Scaling Rails: Understanding Puma Workers, Threads, and Database Connection Pooling

Introduction
Hello folks! in this article I’m going to be going through all the needed calculations to properly tune your rails app in production. This article aims to provide a schematic for calculating the threads needed both application wise and database wise so no request or background job fails to acquire a database connection when things get heated. Let’s start.
Puma and its workers
First of all let’s start off by talking about Puma which is the default rails web server and how it operates generally.
When booting up puma. It has configurations related to the number or workers and the number of threads per worker but what are both?
When setting the worker variable to 2 for example. Puma will then fork its operating system process however many times you set worker (in our case 2). This means you will have workers count of your rails code as instances ready to serve http requests.
In each puma worker there will be multiple threads based on the threads configuration. However due to the GIL lock in ruby, only one thread can be executed at a moment of time unless this thread is doing some blocking operation (I/O) then the GIL lock is released and other threads can run safely.
So far that means if we have an instance with 2 workers and 2 threads per worker we will have the following number of threads:
Number of DB threads = Worker count * thread per worker = 2 × 2 = 4
That means for each thread we need to reserve a potential thread from the database connection pool because potentially every application thread might connect to the database at one point depending on the load.

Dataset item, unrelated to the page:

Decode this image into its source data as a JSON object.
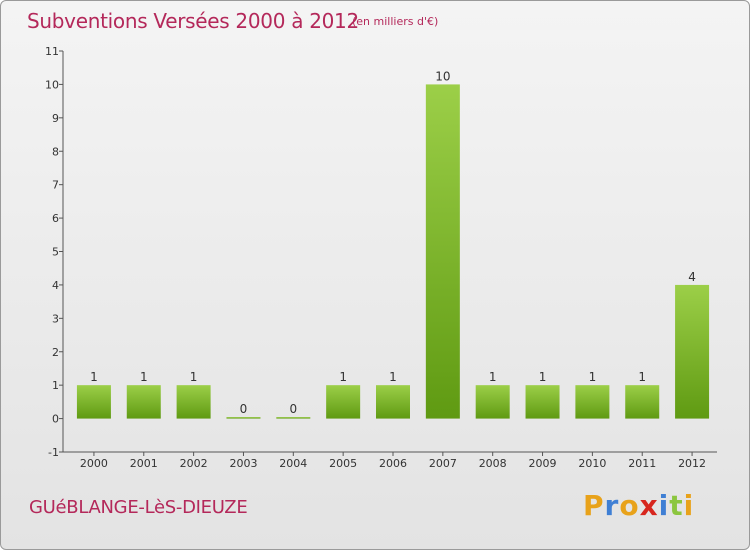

Rails maintains its own database connection pool, with a new pool created for each worker process. Threads within a worker will operate on the same pool.. If a Puma Worker utilizes 5 threads per worker, then the database.yml must be configured to a connection pool of 5, since each thread could possibly establish a database connection.
Since each Worker is spawned by a system fork(), the new worker will have its own set of 5 threads to work with, and thus for the new Rails instance created, the database.yml will still be set to a connection pool of 5.

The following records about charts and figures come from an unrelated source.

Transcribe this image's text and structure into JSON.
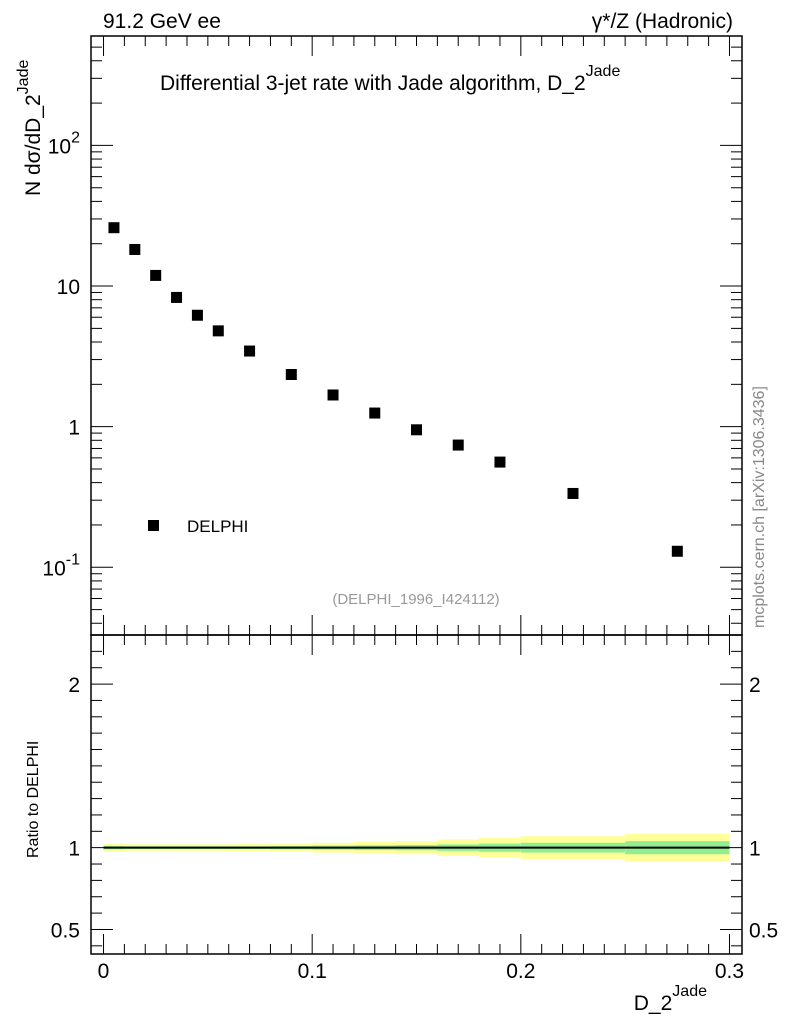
{
  "header": {
    "left": "91.2 GeV ee",
    "right": "γ*/Z (Hadronic)"
  },
  "side_label": "mcplots.cern.ch [arXiv:1306.3436]",
  "colors": {
    "data_marker": "#000000",
    "band_inner": "#90ee90",
    "band_outer": "#ffff99",
    "reference_line": "#000000"
  },
  "chart_data": [
    {
      "type": "scatter",
      "title": "Differential 3-jet rate with Jade algorithm, D_2",
      "title_superscript": "Jade",
      "ylabel": "N  dσ/dD_2",
      "ylabel_superscript": "Jade",
      "yscale": "log",
      "xlim": [
        -0.006,
        0.306
      ],
      "ylim": [
        0.033,
        600
      ],
      "y_ticks": [
        "10^-1",
        "1",
        "10",
        "10^2"
      ],
      "legend": {
        "placement": "bottom-left",
        "entries": [
          "DELPHI"
        ]
      },
      "reference": "(DELPHI_1996_I424112)",
      "series": [
        {
          "name": "DELPHI",
          "marker": "square",
          "x": [
            0.005,
            0.015,
            0.025,
            0.035,
            0.045,
            0.055,
            0.07,
            0.09,
            0.11,
            0.13,
            0.15,
            0.17,
            0.19,
            0.225,
            0.275
          ],
          "y": [
            26.0,
            18.2,
            11.9,
            8.3,
            6.2,
            4.8,
            3.45,
            2.35,
            1.68,
            1.25,
            0.95,
            0.74,
            0.56,
            0.335,
            0.13
          ]
        }
      ]
    },
    {
      "type": "area",
      "ylabel": "Ratio to DELPHI",
      "xlabel": "D_2",
      "xlabel_superscript": "Jade",
      "xlim": [
        -0.006,
        0.306
      ],
      "ylim": [
        0.35,
        2.3
      ],
      "x_ticks": [
        "0",
        "0.1",
        "0.2",
        "0.3"
      ],
      "y_ticks": [
        "0.5",
        "1",
        "2"
      ],
      "reference_value": 1,
      "bins": [
        [
          0.0,
          0.01
        ],
        [
          0.01,
          0.02
        ],
        [
          0.02,
          0.03
        ],
        [
          0.03,
          0.04
        ],
        [
          0.04,
          0.05
        ],
        [
          0.05,
          0.06
        ],
        [
          0.06,
          0.08
        ],
        [
          0.08,
          0.1
        ],
        [
          0.1,
          0.12
        ],
        [
          0.12,
          0.14
        ],
        [
          0.14,
          0.16
        ],
        [
          0.16,
          0.18
        ],
        [
          0.18,
          0.2
        ],
        [
          0.2,
          0.25
        ],
        [
          0.25,
          0.3
        ]
      ],
      "inner_band_halfwidth": [
        0.01,
        0.008,
        0.008,
        0.008,
        0.008,
        0.008,
        0.008,
        0.01,
        0.012,
        0.014,
        0.016,
        0.02,
        0.025,
        0.03,
        0.04
      ],
      "outer_band_halfwidth": [
        0.025,
        0.02,
        0.02,
        0.02,
        0.02,
        0.02,
        0.022,
        0.025,
        0.03,
        0.035,
        0.04,
        0.05,
        0.06,
        0.07,
        0.085
      ]
    }
  ]
}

Rails Database connection pool VS Actual Database Pool
It’s important before moving forward to be able to differentiate between these two as they might confuse a lot of people. In each rails app it maintains its own database connection pool. This is nothing but a pool of threads reserved for the database connection when needed a thread gets picked from the pool, does its job and goes back to be reused again later on. It’s usually by default set by the <%= ENV.fetch("RAILS_MAX_THREADS") { 5 } %> This resembles the max threads in a single puma worker. Meaning for every instance of the ruby code invoked we will have a db pool of the thread count specified in this env.
Actual database pool for example the PostgreSQL connection pool (or the connections PostgreSQL accepts) defines how many connections the PostgreSQL server can manage simultaneously across all clients where it limits the total number of concurrent database connections the PostgreSQL server can handle. Controlled in postgresql.conf by the max_connections parameter we can alter it accordingly.

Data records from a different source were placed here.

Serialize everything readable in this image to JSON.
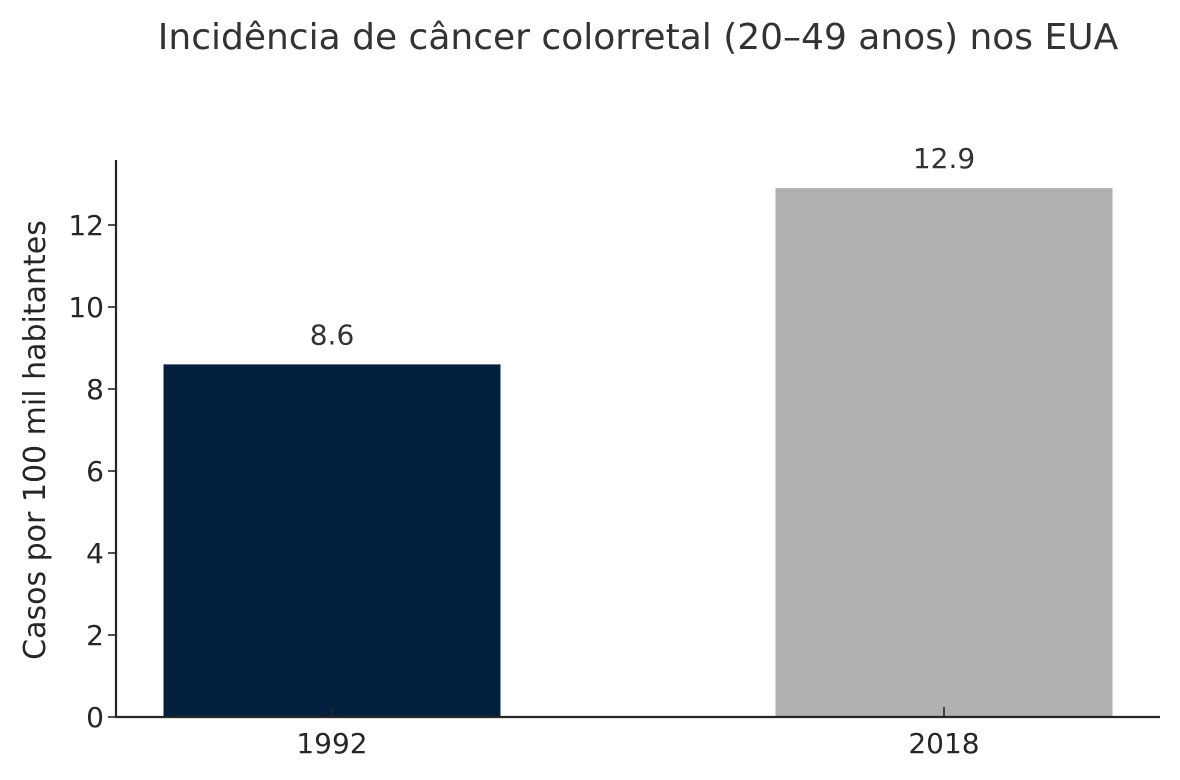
{
  "chart_data": {
    "type": "bar",
    "title": "Incidência de câncer colorretal (20–49 anos) nos EUA",
    "xlabel": "",
    "ylabel": "Casos por 100 mil habitantes",
    "categories": [
      "1992",
      "2018"
    ],
    "values": [
      8.6,
      12.9
    ],
    "value_labels": [
      "8.6",
      "12.9"
    ],
    "bar_colors": [
      "#021f3d",
      "#b0b0b0"
    ],
    "ylim": [
      0,
      13.5
    ],
    "yticks": [
      0,
      2,
      4,
      6,
      8,
      10,
      12
    ],
    "grid": false,
    "legend": "none"
  }
}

This will come in handy later on so make sure you understand the difference before proceeding.
Sidekiq
Now let’s imagine this scenario.
Postgres
max_connectionsis set to 100We have a rails app operated by Puma web server and the config is as follows:
workersis set to 5max_threadsis set to 20
Knowing this information We have 100 max_connections from Postgres side and 5×20=100 threads potentially connecting to Postgres from the Application side. They are the same count
Now comes in a background job process such as sidekiq. And sidekiq has it’s completely separate configuration regarding concurrency where concurrency is the number of threads for sidekiq to operate on.
Threads in Ruby operate under fundamentally different paradigms, largely due to the Global Interpreter Lock (GIL) in MRI Ruby. In Rails (running under a server like Puma), each thread is responsible for handling one request at a time. There is no true concurrency for CPU-bound tasks because of the GIL in MRI Ruby. Threads in Rails can perform concurrent operations when waiting for I/O-bound tasks (e.g., database queries, external API calls). During such waiting periods, other threads can process requests. A thread finishes one request entirely before moving on to the next.
In Sidekiq the GIL lock is still there but the nature of job processing makes it feel more concurrent. Because job processing might have a lot more I/O (db access, external API calls) it has a lot more context switching between threads than the web server (GIL gets released).
When tuning the postgres max_connections we need to make sure that we take sidekiq into consideration.
The equation becomes as follows:
pg_max_connections = (Puma worker count * RAILS_MAX THREADS) + (Sidekiq concurrency * Sidekiq process count)
Meaning if we have 1 sidekiq process with a concurrency of 5 We need to increase the max_connections from 100 to 105 so each thread can potentially grab a connection to the database.
Summary
When stress testing and scaling a Rails application, it’s crucial to understand how all components work together seamlessly. A lack of database connections leading to 500 errors is one of the worst experiences a user can face, and addressing this should be a top priority. By gaining deeper insights into these mechanisms, you can ensure your application is resilient, scalable, and user-friendly. I hope this article has helped clarify these concepts, and I look forward to sharing more in the next one!